1 陽花

SMAP存続決定、スマスマで謝罪G

◆SMAP取材陣フジに80人、玄関にVTR10台

 生放送のためSMAPメンバーが集結した、東京・台場のフジテレビ本社には午後6時前から取材陣が集まりだした。ピーク時は総勢80人、テレビカメラ10台が正面玄関の車寄せで待ち構えた。出ていく車を1台ごとにチェックしたが、メンバーの姿は確認できず。ファンだという女性3人組は「25周年なんですよ。一緒にいてくれるだけでいいのに。悔しい」と騒動に涙した。

 楽屋のあるフロアは、ガードマンが配置され、部外者の出入りをチェック。広報部には10人ほどの部員が待機。共同制作の関西テレビからも広報担当が応援に駆け付けて、視聴者からの問い合わせに備えた。

◆SMAP「解散」から軟化、木村きっかけに対立緩む

 騒動の発端は、グループを思って独断専行を貫いてきた担当のマネジメント室長と、事務所側の対立だった。けた外れの人気や社会現象を巻き起こすその活躍ぶりに、事務所側はSMAPを特別待遇した。他のグループは担当マネジャーが人事異動で定期的に入れ替わるが、SMAPは育ての親とされるマネジメント室長はその対象外。まるで“独立国”だった。

 両者の溝は年々深まり、修復が難しい状態になっていった。マネジメント室長も、自分とグループの将来を考え、独立に向けて根回しを始めた。事務所側は独立に向けた動きをけん制したが、完全に収束することはなかった。それぞれのメンバーと代理人も出席した上で面談をするなど、時間も手間もかけて現状の把握に努めた。しかし、メンバーが4人と1人に分かれることになるという実態を把握し、「グループ存続はありえない」「解散やむなし」と判断した。

 国民的グループをめぐる異様な状況が、日刊スポーツなどに「解散」と報じられた。

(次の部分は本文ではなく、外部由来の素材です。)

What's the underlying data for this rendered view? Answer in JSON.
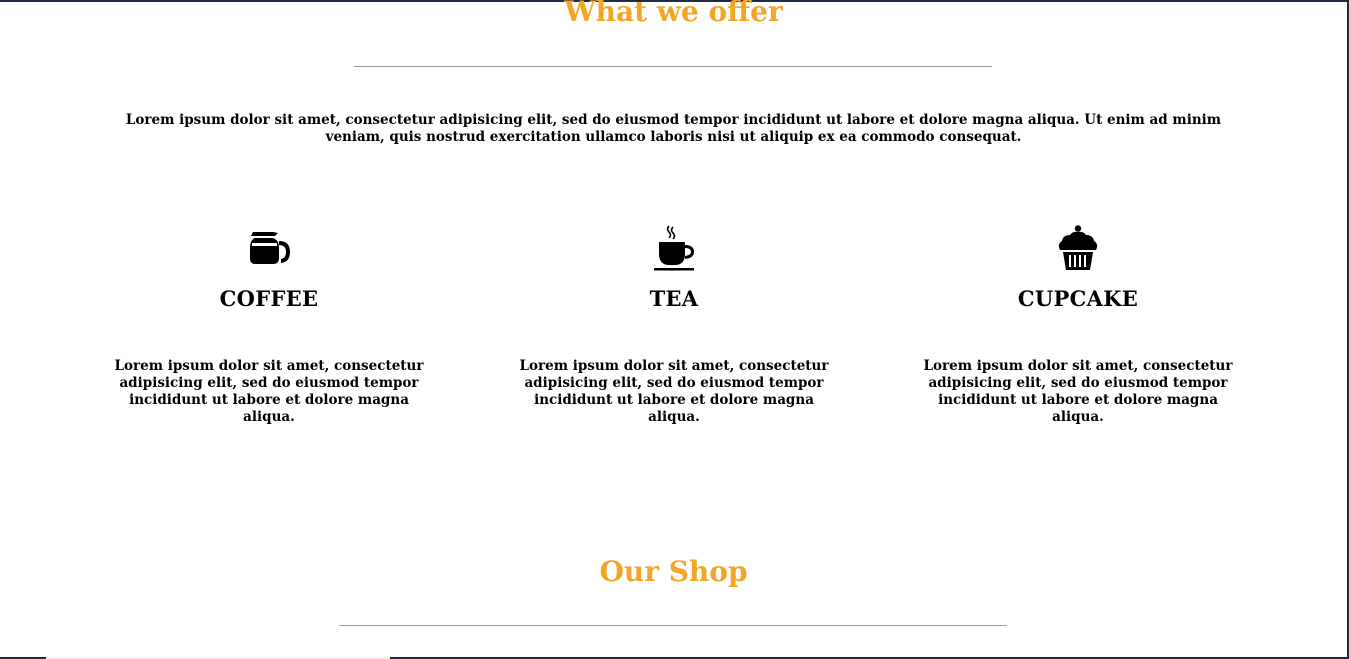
{
  "offer_section": {
    "title": "What we offer",
    "intro": "Lorem ipsum dolor sit amet, consectetur adipisicing elit, sed do eiusmod tempor incididunt ut labore et dolore magna aliqua. Ut enim ad minim veniam, quis nostrud exercitation ullamco laboris nisi ut aliquip ex ea commodo consequat.",
    "items": [
      {
        "icon": "coffee-pot-icon",
        "name": "COFFEE",
        "description": "Lorem ipsum dolor sit amet, consectetur adipisicing elit, sed do eiusmod tempor incididunt ut labore et dolore magna aliqua."
      },
      {
        "icon": "tea-cup-icon",
        "name": "TEA",
        "description": "Lorem ipsum dolor sit amet, consectetur adipisicing elit, sed do eiusmod tempor incididunt ut labore et dolore magna aliqua."
      },
      {
        "icon": "cupcake-icon",
        "name": "CUPCAKE",
        "description": "Lorem ipsum dolor sit amet, consectetur adipisicing elit, sed do eiusmod tempor incididunt ut labore et dolore magna aliqua."
      }
    ]
  },
  "shop_section": {
    "title": "Our Shop"
  },
  "colors": {
    "accent": "#f3a625",
    "text": "#000000",
    "divider": "#9a9a9a",
    "frame": "#1f2d44"
  }
}
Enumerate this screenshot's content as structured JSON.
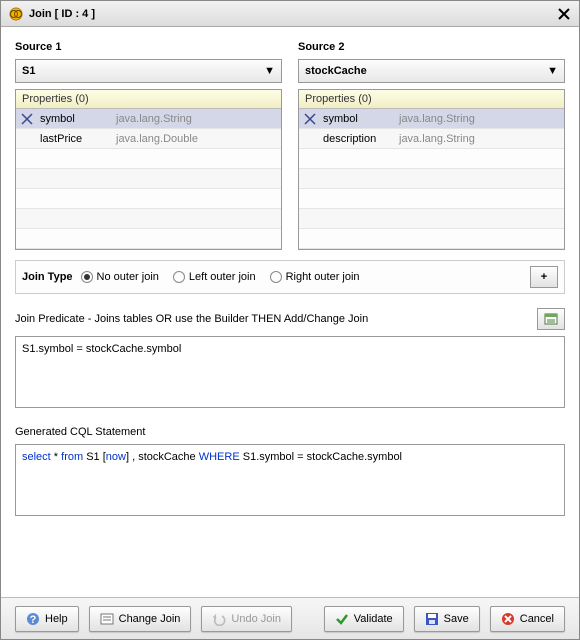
{
  "title": "Join [ ID : 4 ]",
  "source1": {
    "label": "Source 1",
    "selected": "S1",
    "properties_header": "Properties (0)",
    "rows": [
      {
        "name": "symbol",
        "type": "java.lang.String",
        "selected": true,
        "icon": true
      },
      {
        "name": "lastPrice",
        "type": "java.lang.Double",
        "selected": false,
        "icon": false
      }
    ]
  },
  "source2": {
    "label": "Source 2",
    "selected": "stockCache",
    "properties_header": "Properties (0)",
    "rows": [
      {
        "name": "symbol",
        "type": "java.lang.String",
        "selected": true,
        "icon": true
      },
      {
        "name": "description",
        "type": "java.lang.String",
        "selected": false,
        "icon": false
      }
    ]
  },
  "join_type": {
    "label": "Join Type",
    "options": {
      "no_outer": "No outer join",
      "left_outer": "Left outer join",
      "right_outer": "Right outer join"
    },
    "selected": "no_outer"
  },
  "predicate": {
    "label": "Join Predicate - Joins tables OR use the Builder THEN Add/Change Join",
    "text": "S1.symbol  =  stockCache.symbol"
  },
  "generated": {
    "label": "Generated CQL Statement",
    "tokens": [
      {
        "t": "select",
        "kw": true
      },
      {
        "t": " * "
      },
      {
        "t": "from",
        "kw": true
      },
      {
        "t": "  S1  ["
      },
      {
        "t": "now",
        "kw": true
      },
      {
        "t": "] ,  stockCache "
      },
      {
        "t": "WHERE",
        "kw": true
      },
      {
        "t": " S1.symbol  =  stockCache.symbol"
      }
    ]
  },
  "buttons": {
    "help": "Help",
    "change_join": "Change Join",
    "undo_join": "Undo Join",
    "validate": "Validate",
    "save": "Save",
    "cancel": "Cancel"
  }
}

事務所側は「解散ありき」で騒動の着地を考えていたが、世論の反響の予想以上の大きさに驚いた。これまで光GENJIなど多くの人気グループの解散やタレントの独立を経験してきたが、今回の反響はその比ではなかった。

 関係者の話を総合すると事務所側が「解散」から「存続」にかじを切る大きなきっかけを作ったのは、木村拓哉の働きかけだった。メンバー4人が独立の意思を固めても、ただ1人残留を決意するなど残りのメンバーと対立構図にあった。しかし、ファンの反響や、SMAPブランドを守る大切さを再認識した木村が、解散を回避するための動きを見せた。2つの想定外が「解散ありき」の結論を軟化させていく流れを作った。

◆SMAPの今後“特別待遇”失う「協調路線」へ

 18日夜、フジテレビ系「SMAP×SMAP」の生放送で空中分解を回避したかったと表明したSMAPの5人だが、今後は苦難の道が予想される。これまでの“特別待遇”が認められない可能性も高く、他のグループとの協調も求められることになりそうだ。この日の生放送に注目した芸能関係者たちはさまざまな見方を示した。

 SMAPは、これまでとは違う活動スタイルが求められる。

 群を抜く人気と、ほかのグループと距離を置く活動スタイルから、事務所の中では孤高の存在だった。稼ぎ頭として長年活躍し続けた功績から、別格扱いが黙認されていた形だったが、これからは違う。

 他のグループやタレントと距離を置く独自路線のマネジメントスタイルを推進し、SMAP育ての親ともいわれた女性マネジメント室長は退社する。さらにメンバー4人が、育ての親に追随する動きを見せ、騒動を引き起こした責任は大きい。これまでは、大みそかのカウントダウンコンサートなど、事務所が主導する大きなイベントに参加しないなど“特別待遇”もみられたが、育ての親を失った今、事務所の打ち出す方針に沿い、他のグループやタレントと距離を縮めた一丸となったジャニーズファミリーとしての活動が求められる。これまであまりなかった後輩との共演や、事務所主導のイベントへの参加などが増えることになりそうだ。

 ジャニーズ事務所は、大勢のアイドルを抱えるからこそ、規律性などを考えていわゆる「示しがつかない」と表現される行動に対してはとても厳しい。今回も解散の危機を招いたメンバーに対し、分裂の回避は認めたものの、ほかの所属タレントに対する「示し」もある。「水に流して」などという甘い状況でないことは確実で、独自路線から「協調路線」に変化した新生SMAPの活動スタイルが注目される。